DEMONSTRATION OF TECHNICAL PROFICIENCY: The lab is proficient in running OECD 437.

ACCEPTANCE OF RESULTS:
- Acceptance criteria met for negative control: No data
- Acceptance criteria met for positive control: The ethanol positive control IVIS was 25.83, which fell within the acceptance range of 16.96 - 37.00
(± 2 standard deviations of the historical mean).
- Range of historical values if different from the ones specified in the test guideline: Per OECD 437.

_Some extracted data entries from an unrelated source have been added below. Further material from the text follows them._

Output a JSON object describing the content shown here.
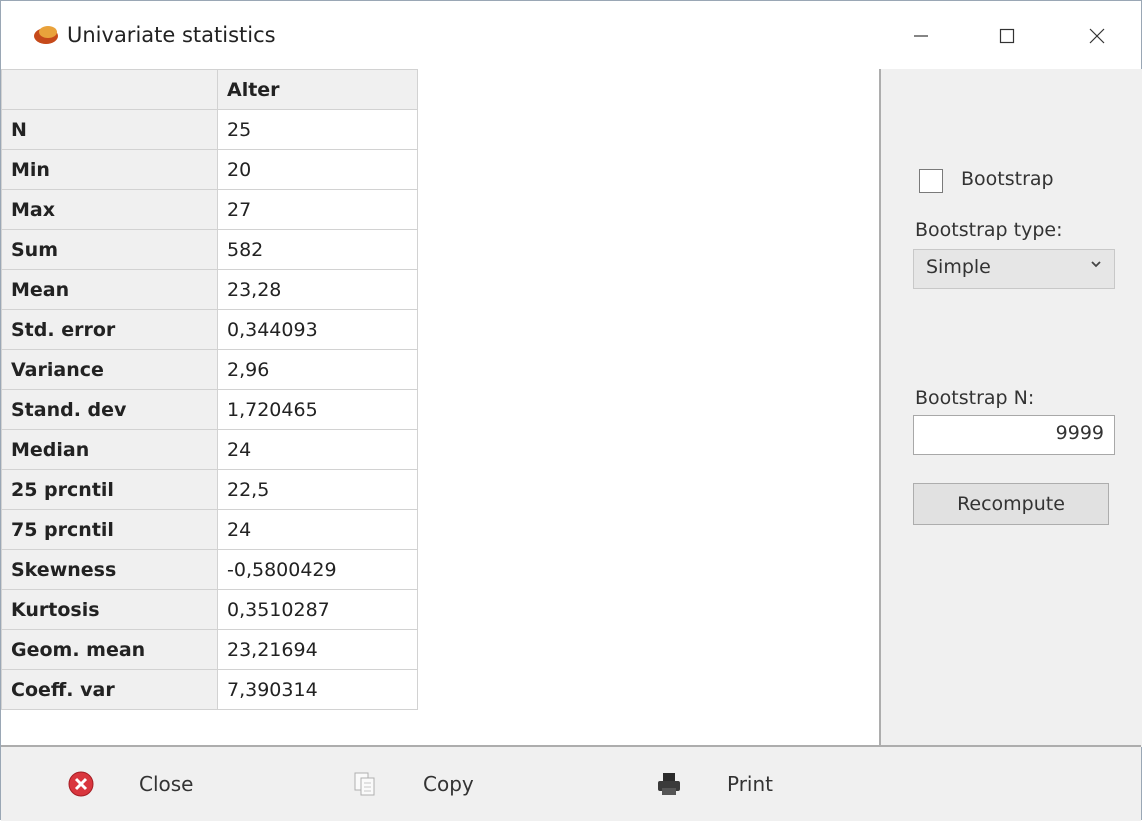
{
  "window": {
    "title": "Univariate statistics"
  },
  "table": {
    "column_header": "Alter",
    "rows": [
      {
        "label": "N",
        "value": "25"
      },
      {
        "label": "Min",
        "value": "20"
      },
      {
        "label": "Max",
        "value": "27"
      },
      {
        "label": "Sum",
        "value": "582"
      },
      {
        "label": "Mean",
        "value": "23,28"
      },
      {
        "label": "Std. error",
        "value": "0,344093"
      },
      {
        "label": "Variance",
        "value": "2,96"
      },
      {
        "label": "Stand. dev",
        "value": "1,720465"
      },
      {
        "label": "Median",
        "value": "24"
      },
      {
        "label": "25 prcntil",
        "value": "22,5"
      },
      {
        "label": "75 prcntil",
        "value": "24"
      },
      {
        "label": "Skewness",
        "value": "-0,5800429"
      },
      {
        "label": "Kurtosis",
        "value": "0,3510287"
      },
      {
        "label": "Geom. mean",
        "value": "23,21694"
      },
      {
        "label": "Coeff. var",
        "value": "7,390314"
      }
    ]
  },
  "panel": {
    "bootstrap_label": "Bootstrap",
    "bootstrap_checked": false,
    "type_label": "Bootstrap type:",
    "type_value": "Simple",
    "n_label": "Bootstrap N:",
    "n_value": "9999",
    "recompute_label": "Recompute"
  },
  "toolbar": {
    "close_label": "Close",
    "copy_label": "Copy",
    "print_label": "Print"
  },
  "icons": {
    "app": "app-logo-icon",
    "close": "close-circle-icon",
    "copy": "copy-icon",
    "print": "printer-icon"
  },
  "colors": {
    "close_icon": "#d9363e",
    "panel_bg": "#f0f0f0"
  }
}
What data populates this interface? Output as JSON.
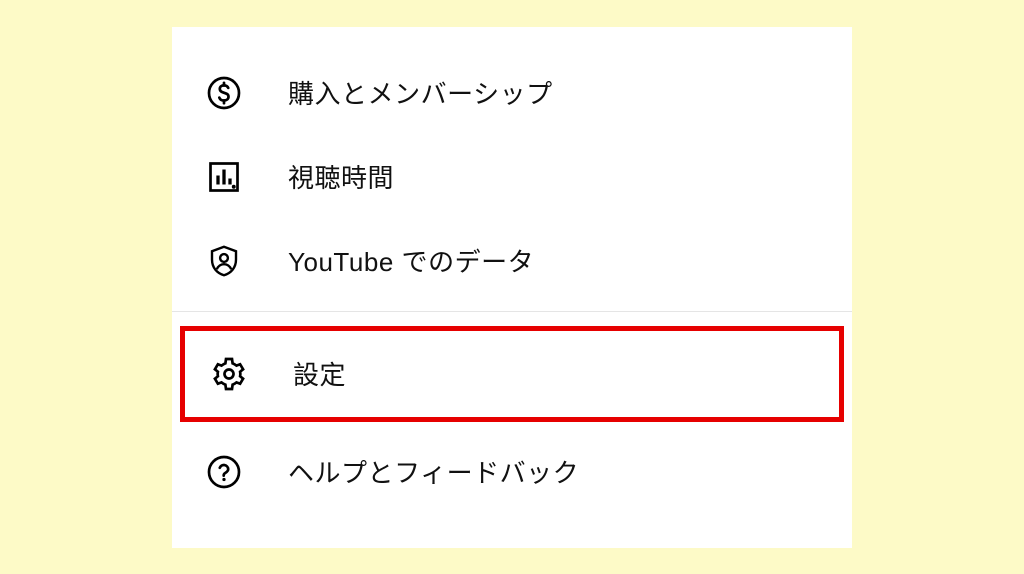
{
  "menu": {
    "section1": [
      {
        "icon": "dollar-circle-icon",
        "label": "購入とメンバーシップ"
      },
      {
        "icon": "bar-chart-box-icon",
        "label": "視聴時間"
      },
      {
        "icon": "person-shield-icon",
        "label": "YouTube でのデータ"
      }
    ],
    "highlighted": {
      "icon": "gear-icon",
      "label": "設定"
    },
    "section2": [
      {
        "icon": "help-circle-icon",
        "label": "ヘルプとフィードバック"
      }
    ]
  },
  "highlight_color": "#e60000"
}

Interpretation of results:

Category 1 (irreversible effects on the eye) based on GHS criteria

Conclusions:

Based on the results of the study (IVIS = 86.28), MDP is corrosive (GHS Category 1) in the Bovine Corneal Opacity and Permeability Test (BCOP).

Executive summary:

The eye irritancy/corrosion potential of MDP was evaluated in the Bovine Corneal Opacity and Permeability Test (BCOP). The study was conducted according to OECD 437 in compliance with OECD GLP. Corneas (N=3) were exposed to 0.75 mL of the test article (MDP), negative control (MEM), or positive control (100% Ethanol) for 10 minutes. Corneal opacity was determined at 10 minutes and 2 hours post-exposure. Corneal permeability was determined following a 90 minute incubation with fluorescein on the anterior side of each cornea. The amount of dye that passed through the cornea was measured by spectrophotometer at 490 nm. Exposure to MDP resulted in a mean corneal opacity score of 82.7, mean corneal permeability of 0.264 and mean corrected optical density of 0.241, resulting in an In Vitro Irritancy Score (IVIS) of 86.28. Based on the results of the study (IVIS = 86.28), MDP is corrosive (GHS Category 1) in the Bovine Corneal Opacity and Permeability Test (BCOP).

Endpoint conclusion

Endpoint conclusion:

adverse effect observed (irreversible damage)

Additional information

Justification for classification or non-classification

Based on the results of the studies, MDP meets the GHS Classification Criteria for Category 1 (Corrosive) for both eye and skin.